物事を恨まずに素直に受け入れて向き合う意識を得ることができました。
齋藤
JALに入ってさまざまな試練に遭われても前向きに仕事に取り組まれよう、というような考え方は、ご両親やアメリカ時代の影響があるのですか?
藤田
我が家はどちらからというと信仰にあつい家だったのが関係しているかもしれません。仏壇の前に座ってお坊さんのお経やお話を聞いたり、ということは幼い頃からありました。
齋藤
なるほど、宗教が根底にあるのですね。僕が最初にこの企画をやろうと思った時に、何か存在感のある人生を送った人に、どうしてそういう立場になれたのか、なにが良い影響を与えてくれたのかを、うかがって、それを読者の人たちにも知ってもらいたいと思っていたのです。そこで、藤田さんのお話をお聞きしているうちに、今のようになるためには、どういう人生があって、どのように考え方が形成をされたのかなと気になったのです。
藤田
素直さというか、物事が何か起きた時に、恨みつらみではなく受け入れて向き合うという意識や、人にどう思われたいということを気にしないという部分は、そこからきているのではないかと思います。
齋藤
なるほど、その精神をもってJALにずっと尽くしてこられたのですね。
藤田
そうですね。そして65才を転機にして、JALの役員を退任して今までずっとお世話になってきてばかりいたので、何か恩返しとして人様のためにできることをしたいと思いました。そんな時にご縁があって体操協会のお話をいただきました。それまでに体操協会の会長をしていらっしゃっていた方が、僕とは比べ物にならないような大物の方ばかりで何度もお断りしたのですが、スポーツ界もいま改革が必要とされている、是非企業の経験を是非生かして欲しいと説得され、嬉しくて結局受けちゃったんですね(笑)。いつも後から後悔するのですが(笑)。

渡辺
最後に、ICUの在学生やICUを目指される高校生たちにメッセージをお願いできますか?
藤田
リベラルアーツという教養を身につける環境がICUには特に整っていると思います。この素晴らしい環境を通して自分の心の軸を定めるということができると思います。人生の中で何か危機や問題にあっても、自分の軸があるということは大きいと思います。
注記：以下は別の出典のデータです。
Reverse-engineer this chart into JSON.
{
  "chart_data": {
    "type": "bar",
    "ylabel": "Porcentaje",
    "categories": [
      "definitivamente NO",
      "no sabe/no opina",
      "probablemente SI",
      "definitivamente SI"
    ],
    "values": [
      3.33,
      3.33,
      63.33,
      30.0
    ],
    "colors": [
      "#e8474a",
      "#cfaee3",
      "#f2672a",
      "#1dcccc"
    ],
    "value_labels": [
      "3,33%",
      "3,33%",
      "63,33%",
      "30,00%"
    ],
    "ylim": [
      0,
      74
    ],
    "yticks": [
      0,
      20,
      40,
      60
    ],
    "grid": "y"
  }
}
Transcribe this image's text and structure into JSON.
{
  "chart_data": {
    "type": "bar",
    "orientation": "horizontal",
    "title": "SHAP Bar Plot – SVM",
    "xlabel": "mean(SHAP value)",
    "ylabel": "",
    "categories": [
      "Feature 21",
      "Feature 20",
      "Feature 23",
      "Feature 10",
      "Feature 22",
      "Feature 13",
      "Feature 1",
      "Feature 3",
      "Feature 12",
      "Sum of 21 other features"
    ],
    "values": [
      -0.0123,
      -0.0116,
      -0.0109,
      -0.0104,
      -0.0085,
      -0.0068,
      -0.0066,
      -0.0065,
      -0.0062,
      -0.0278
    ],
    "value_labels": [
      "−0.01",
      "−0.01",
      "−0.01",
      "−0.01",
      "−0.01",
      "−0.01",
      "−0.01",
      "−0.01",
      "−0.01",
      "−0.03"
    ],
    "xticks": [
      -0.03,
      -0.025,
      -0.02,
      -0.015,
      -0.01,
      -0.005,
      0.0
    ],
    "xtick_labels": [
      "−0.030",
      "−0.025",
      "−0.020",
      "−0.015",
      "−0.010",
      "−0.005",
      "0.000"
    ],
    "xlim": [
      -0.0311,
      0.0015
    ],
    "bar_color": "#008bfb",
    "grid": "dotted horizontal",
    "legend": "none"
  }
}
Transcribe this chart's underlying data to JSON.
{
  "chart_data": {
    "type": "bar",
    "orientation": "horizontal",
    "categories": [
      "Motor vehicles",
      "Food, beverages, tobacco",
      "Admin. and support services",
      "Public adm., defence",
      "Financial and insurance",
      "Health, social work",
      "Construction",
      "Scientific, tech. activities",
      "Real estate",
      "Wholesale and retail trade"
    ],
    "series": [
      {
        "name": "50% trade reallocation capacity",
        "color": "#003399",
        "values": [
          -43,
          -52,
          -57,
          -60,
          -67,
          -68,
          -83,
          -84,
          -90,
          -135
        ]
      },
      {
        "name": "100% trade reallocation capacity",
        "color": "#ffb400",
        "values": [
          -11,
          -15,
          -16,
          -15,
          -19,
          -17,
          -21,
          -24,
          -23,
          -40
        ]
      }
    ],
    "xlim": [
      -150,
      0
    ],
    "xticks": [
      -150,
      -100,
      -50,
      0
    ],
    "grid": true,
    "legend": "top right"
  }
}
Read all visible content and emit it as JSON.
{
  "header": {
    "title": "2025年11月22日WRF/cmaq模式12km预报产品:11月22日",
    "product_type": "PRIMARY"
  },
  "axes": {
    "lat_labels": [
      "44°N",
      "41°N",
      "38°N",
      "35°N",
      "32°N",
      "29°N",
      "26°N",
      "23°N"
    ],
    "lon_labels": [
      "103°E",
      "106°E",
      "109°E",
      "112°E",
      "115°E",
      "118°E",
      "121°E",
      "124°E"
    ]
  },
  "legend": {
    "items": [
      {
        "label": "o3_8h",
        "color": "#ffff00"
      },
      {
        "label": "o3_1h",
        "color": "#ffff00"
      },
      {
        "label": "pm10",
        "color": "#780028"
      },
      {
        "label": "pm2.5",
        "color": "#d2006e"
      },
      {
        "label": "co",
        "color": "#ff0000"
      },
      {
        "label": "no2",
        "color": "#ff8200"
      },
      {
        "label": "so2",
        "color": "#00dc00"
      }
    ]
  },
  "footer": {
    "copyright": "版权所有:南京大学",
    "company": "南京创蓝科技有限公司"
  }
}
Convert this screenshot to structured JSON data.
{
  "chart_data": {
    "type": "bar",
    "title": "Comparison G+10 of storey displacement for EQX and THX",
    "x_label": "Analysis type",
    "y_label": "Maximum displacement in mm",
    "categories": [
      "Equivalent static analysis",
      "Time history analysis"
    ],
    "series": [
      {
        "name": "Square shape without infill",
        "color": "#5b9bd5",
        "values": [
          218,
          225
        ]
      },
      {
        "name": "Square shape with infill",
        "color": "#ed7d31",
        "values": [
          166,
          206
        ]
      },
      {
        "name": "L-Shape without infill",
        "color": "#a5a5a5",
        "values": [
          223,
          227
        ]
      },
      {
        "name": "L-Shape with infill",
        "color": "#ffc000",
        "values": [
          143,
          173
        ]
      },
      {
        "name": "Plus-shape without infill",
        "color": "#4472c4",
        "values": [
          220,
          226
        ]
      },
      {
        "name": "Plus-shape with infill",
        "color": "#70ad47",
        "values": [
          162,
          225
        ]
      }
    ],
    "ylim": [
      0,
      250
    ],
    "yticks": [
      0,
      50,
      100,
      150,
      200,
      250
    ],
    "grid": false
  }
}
私自身は平凡な人間で人並みの器でしかありません。(笑)。ただ、与えられたことを忠実に誠実にそして着実にやり遂げる、それを、軸をぶらさずに繰り返しやるということが大切だ、とお伝えできたら嬉しいですね。



プロフィール

藤田直志
1956年生まれ。神奈川県出身。1981年に入社し沖縄支店に配属後、パリ・大阪・東京などで主に販売・営業部門を中心に従事。2010年2月に執行役員、2016年4月より代表取締役副社長に就任。2017年度からCWO(Chief Wellness Officer)として健康経営の責任者なり社員の健康の向上に努める。2021年6月に副会長を退任。その後、公益財団法人日本体操協会会長を務める。